Which note apps actually use Apple Intelligence on-device?
Since Apple opened its on-device foundation models to third-party apps, “powered by Apple Intelligence” has become a checkbox claim. It’s worth knowing what that claim can hide. An app can use Apple’s on-device dictation to capture your words, then ship the text to GPT-class cloud models for everything intelligent, and still gesture at Apple Intelligence in its marketing. The capture is on-device; the thinking about you isn’t.
The distinction that matters is which parts of the AI pipeline run on the phone:
- Speech-to-text: Apple’s on-device speech engines transcribe on the neural engine. Many apps genuinely use this part.
- The language model: the summaries, questions, and drafts. This is where most apps quietly go to the cloud, because server models are bigger and the integration is easier.
- Speech output: if the app talks back, that synthesis can also be local or cloud.
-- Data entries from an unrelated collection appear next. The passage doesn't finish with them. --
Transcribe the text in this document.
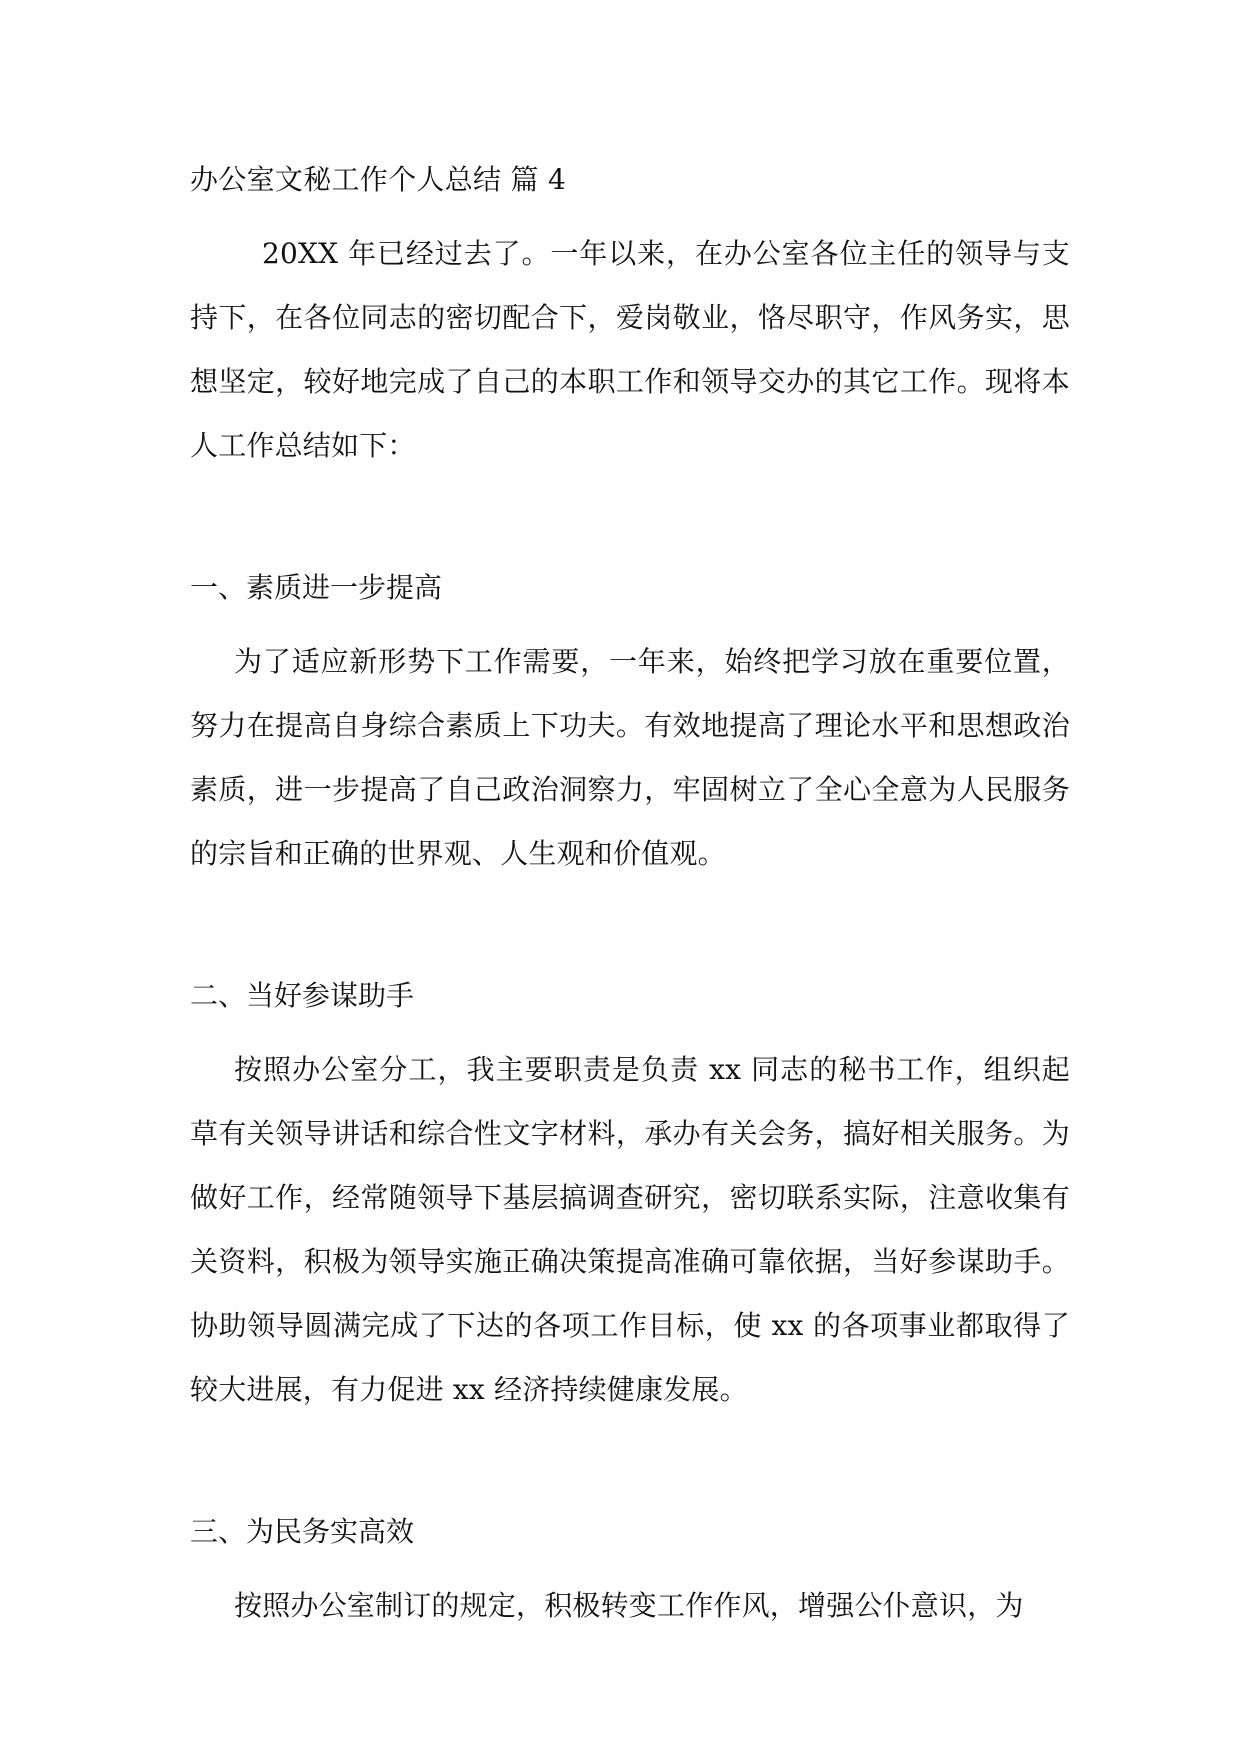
办公室文秘工作个人总结 篇 4

20XX 年已经过去了。一年以来，在办公室各位主任的领导与支持下，在各位同志的密切配合下，爱岗敬业，恪尽职守，作风务实，思想坚定，较好地完成了自己的本职工作和领导交办的其它工作。现将本人工作总结如下：

一、素质进一步提高

为了适应新形势下工作需要，一年来，始终把学习放在重要位置，努力在提高自身综合素质上下功夫。有效地提高了理论水平和思想政治素质，进一步提高了自己政治洞察力，牢固树立了全心全意为人民服务的宗旨和正确的世界观、人生观和价值观。

二、当好参谋助手

按照办公室分工，我主要职责是负责 xx 同志的秘书工作，组织起草有关领导讲话和综合性文字材料，承办有关会务，搞好相关服务。为做好工作，经常随领导下基层搞调查研究，密切联系实际，注意收集有关资料，积极为领导实施正确决策提高准确可靠依据，当好参谋助手。协助领导圆满完成了下达的各项工作目标，使 xx 的各项事业都取得了较大进展，有力促进 xx 经济持续健康发展。

三、为民务实高效

按照办公室制订的规定，积极转变工作作风，增强公仆意识，为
Xtraktr runs all three on the device. Apple’s on-device foundation model powers the interview — the AI that asks you questions about your idea — and the drafting that turns your answers into usable text, with on-device speech recognition in front and on-device voices behind. That’s why the whole app passes the airplane-mode test with nothing degraded.
A phone-sized model is not a data-center model, and apps that are truly on-device should be designed around that. Xtraktr’s design leans into it. Interviewing you and structuring your words is exactly the kind of work a local model does well, as opposed to generating essays from nothing. The constraint shapes the privacy story: your words never touch our servers because the architecture never needs them to.
If you’re evaluating any app in this category, skip the marketing page and run the test: airplane mode, then try every AI feature. The on-device claim survives contact with the toggle or it doesn’t.